Paylaş
HÜRRİYET'te Fransa'da rekor kartpostal satışı başlıklı haberi okuduğunuzu umarım. Dün yayınlandı:
'Fransa'da kartpostal satışları, giderek gelişen yeni iletişim teknolojilerine meydan okuyor. France Soir gazetesinin araştırmasına göre, cep telefonu ve e-mail haberleşmesinin giderek yaygınlaşmasına rağmen, 1999 yılında Fransa'da 350 milyon kartpostal satıldı.'
Teknolojinin yok edemediği zevklerden, tutkulardan biri kartpostal.
Gittiğimiz, gezdiğimiz diyarlardan sevdiklerimize kartpostal göndeririz. Kartpostaldaki fotoğraf; yaşadığımız çevreyi, yazdıklarımız; o andaki ruh halimizi yansıtır.
Hele o dokunma duygusu yok mu ...
Binlerce e-mail'in yaratamadığı sıcaklığı bize hissettirir.
Bilişim Fuarı'nı gezerken, her an peşimi bırakmayan bir söz zihnimde yankılanıyordu: Dokunmak.
Kitap da, káğıt da ebed*ı dostlarımız kalacak.
Ekrana bakarken okuduğumuz yazıyla, gazetenin sayfalarına gömüldüğümüzde okuduğumuz yazı aynı değildir.
Kartpostalları, sadece donuk bir fotoğraf karesi olarak görmemeliyiz.
O şehrin tarihini, bir dönemi karpostaldan öğrenmek mümkündür.
İnsan ille de gittiği yeri sevdiklerine tanıtmak ister. Hem onları unutmadığını belli eder hem de yaşadığı yerin şartlarının tanıklığını iletir.
Övünme de bu duygunun içine girer.
Ah sen de yanımda olsaydın, sözü yazılsa da yazılmasa da vardır o satırlarda, ya derdi ya da mutluluğu bölüşmek için.
* * *
KARTPOSTAL yoluyla verilen bilgiler, öğretilen tarih, küçümsenemeyecek boyuttadır.
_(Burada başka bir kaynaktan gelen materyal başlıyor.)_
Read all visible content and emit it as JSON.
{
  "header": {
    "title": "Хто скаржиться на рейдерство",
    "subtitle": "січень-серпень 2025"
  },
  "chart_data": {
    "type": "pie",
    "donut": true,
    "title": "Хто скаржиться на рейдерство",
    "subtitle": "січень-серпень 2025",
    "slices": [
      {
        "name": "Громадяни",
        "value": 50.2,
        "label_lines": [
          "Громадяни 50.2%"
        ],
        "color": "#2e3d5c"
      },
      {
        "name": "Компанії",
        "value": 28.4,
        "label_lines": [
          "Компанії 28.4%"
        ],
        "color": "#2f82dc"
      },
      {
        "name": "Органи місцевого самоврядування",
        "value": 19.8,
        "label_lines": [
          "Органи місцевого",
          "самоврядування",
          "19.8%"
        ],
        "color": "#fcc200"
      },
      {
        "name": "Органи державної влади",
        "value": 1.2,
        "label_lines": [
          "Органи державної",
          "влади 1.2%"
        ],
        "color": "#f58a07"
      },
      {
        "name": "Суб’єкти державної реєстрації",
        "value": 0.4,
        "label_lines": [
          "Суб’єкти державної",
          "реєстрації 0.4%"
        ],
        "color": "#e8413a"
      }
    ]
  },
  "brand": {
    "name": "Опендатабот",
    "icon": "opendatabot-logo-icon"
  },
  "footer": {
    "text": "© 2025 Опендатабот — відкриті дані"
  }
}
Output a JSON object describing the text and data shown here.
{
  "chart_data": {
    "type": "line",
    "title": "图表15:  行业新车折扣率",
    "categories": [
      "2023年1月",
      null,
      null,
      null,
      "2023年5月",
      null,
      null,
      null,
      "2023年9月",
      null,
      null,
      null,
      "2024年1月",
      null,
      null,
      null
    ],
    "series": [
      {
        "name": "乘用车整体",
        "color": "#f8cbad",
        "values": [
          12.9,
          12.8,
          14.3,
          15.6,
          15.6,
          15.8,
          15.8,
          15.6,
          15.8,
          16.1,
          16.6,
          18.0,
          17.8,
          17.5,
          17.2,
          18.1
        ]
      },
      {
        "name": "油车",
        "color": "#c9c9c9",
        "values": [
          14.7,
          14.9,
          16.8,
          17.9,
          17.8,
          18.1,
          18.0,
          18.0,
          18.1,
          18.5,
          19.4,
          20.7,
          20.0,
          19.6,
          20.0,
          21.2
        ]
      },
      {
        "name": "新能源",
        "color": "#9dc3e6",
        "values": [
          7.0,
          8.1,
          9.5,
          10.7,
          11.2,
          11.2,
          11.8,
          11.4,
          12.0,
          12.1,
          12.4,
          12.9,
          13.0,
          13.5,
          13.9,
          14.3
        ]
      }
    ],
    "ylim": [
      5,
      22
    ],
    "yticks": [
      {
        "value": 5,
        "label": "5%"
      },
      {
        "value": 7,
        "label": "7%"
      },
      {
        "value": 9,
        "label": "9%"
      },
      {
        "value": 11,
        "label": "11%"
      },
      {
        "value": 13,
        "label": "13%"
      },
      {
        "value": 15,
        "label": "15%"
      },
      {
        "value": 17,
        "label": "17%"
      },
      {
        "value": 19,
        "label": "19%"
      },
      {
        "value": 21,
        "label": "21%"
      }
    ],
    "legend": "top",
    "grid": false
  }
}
Tabii kartpostalı okumayı -arkalarını değil yüzünü- biliyorsanız.
Kartpostallardan oluşan bir posteri yazmalıyım:
Pet&Wild dergisi bu posteri dergiyle birlikte armağan olarak okurlarına dağıtmış:
Adı beni çok etkiledi:
Dönemin En İyi Fotoğraf Sanatçıları Tarafından Çekilmiş ve Değerli Kartpostallar Olarak Günümüze Ulaşmış 19.yy Başlarında İstanbul Sokak Köpekleri. (Hagop Savul Arşivi )
O fotoğraflarda sokak köpeklerini, onları besleyen insanları görüyorsunuz. Terkedilmişlik, sahipsizlik duygusu bir insan görüntüsünden daha çok içime dokundu, bu fotoğraflarda.
İçlerinden birinin altındaki yazı çok hoşuma gitti: Siesta.
Sokak köpekleri uyuyor, ola ki bir yaz öğle sonrasında.
Eski İstanbul'un görsel tarihini kartpostallarda bulabilirsiniz. Yalnız İstanbul'u mu, bir çok Anadolu kentini.
Ahmet Eken'in Kartpostallarda İstanbul'unu, Ozan Sağdıç'ın Ankara Post-kartları ve Belge Fotoğrafları'nı, Perihan Sarıöz'ün Bir Zamanlar İstanbul'unu, Kartlarda Yaşayan İstanbul'u seyrederseniz, iki şehrin de binasından, insanına kadar gelişimini, değişimini, bozuluşunu izleyebilirsiniz.
Çok sevdiğim karpostal katalogu da Kurtuluş Yayınları'nın bir zamanlar yayınladığı Kartpostal Kitabı. Ünlü ressamların en seçkin tabloları kartpostal haline getirilmiş. Gönderdiğiniz kişiye zevkinizi de iletmiş oluyorsunuz.
* * *
KARTPOSTAL gönderin. Sevginize dokunabilsinler.